You have to empathise with the woman who brings her child in at 3 am with many episodes of convulsions as well as the man that comes at the end of a long busy shift with a rash that had already started to clear.
You must listen as attentively to the man with insomnia as to the woman who wants her breast to go from an A to a triple D.
Against prejudice, you must be an understanding to the man who refuses a lifesaving blood transfusion as to the man who has had sex with men and needs treatment for HIV.
This must be done in the midst of the worries of the doctor’s own life. After all, as a doctor, he is still human and still needs to show empathy to his pregnant wife. She still needs to show empathy for her struggling husband. They must work to provide for their growing family. They must strive to achieve their own dreams.
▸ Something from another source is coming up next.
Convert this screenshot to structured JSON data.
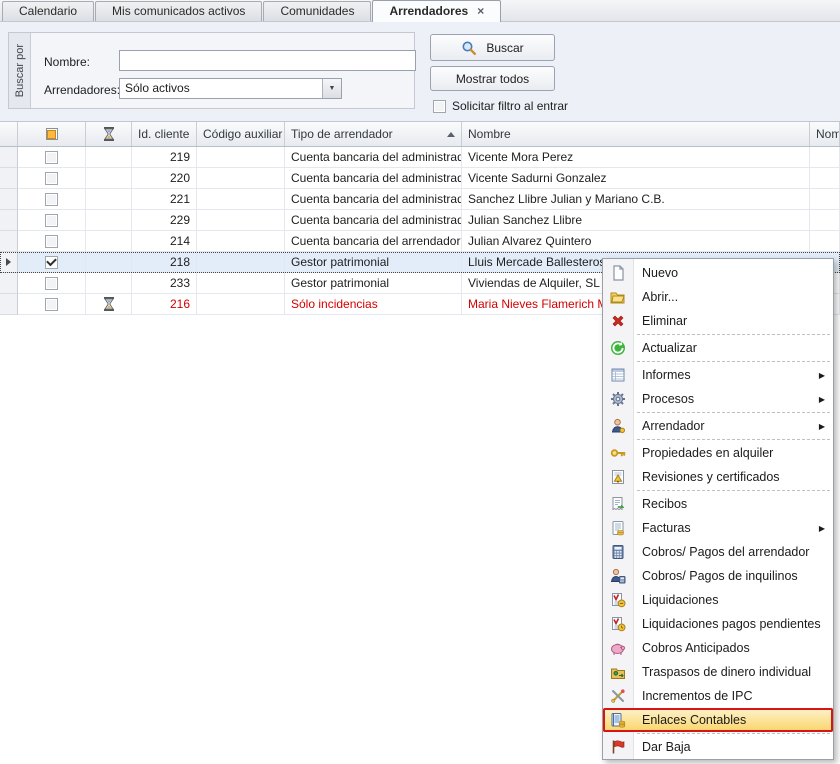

I guess what I am trying to say is that the wellspring of human empathy which doctors have is not infinite. From experience, I can tell you that we also burnout. We wonder why we should be concerned with a rash on your thigh that is not causing any discomfort when our children are feeling unwell.
We sometimes wonder why we should feel any kind of pity for you if you drank so much alcohol you fell into a gutter and broke your leg.
If you have ever been to a general hospital you will know that a combination of the dissatisfaction with the working conditions and possible emotional burnout contributed to the less than hospitable welcome patients get in such establishments.
It is well documented that the highest rate of suicide by any profession is amongst physicians. In the US it is estimated that a doctor is twice as likely to dispatch himself to the great beyond that another regular person. Whether it is because they have the knowledge to do it successfully (where to cut, what poison to ingest, in what quantity, which BRT bus to jump in front of) or because they are drained emotionally one cannot say for sure, but it has been found that such deaths have features like depression, mental illness and substance abuse in association with them.
Doctors are called to superhuman perfection in practice. It is a perfection that they have come to expect of themselves, the perfection that patients have come to expect of them and perfection that supervisors have burnished into them with the fire of harsh criticism. It is a perfection that is almost impossible to attain.
Why do doctors have these things you might ask; depression, substance abuse and mental illness.
All I will say is that I worked in the paediatric oncology unit towards the end of residency. A child dying of cancer every other day is an unnatural thing to witness. It showed me my humanity and brought out my inhumanity as well. I wanted to relieve all their suffering every day and had to attend to so many at the same time. At the end of the day, I would be physically mentally and emotionally exhausted. I would snap at everyone around me and snap at the same patients I was trying to help. It was a spiral to hell. By the time I went to my consultant in convulsive bouts of vehement protest he knew it was time for me to go to another unit.
So as doctors, we have to care for ourselves and care for another in a way that we are not naturally wired to. We do what we do in a way that can sometimes be considered heroic; almost superhuman.
However beneath the veneer of all that bravado lies the human doctor with bones, muscle, sinew and that ever imperfect beating heart.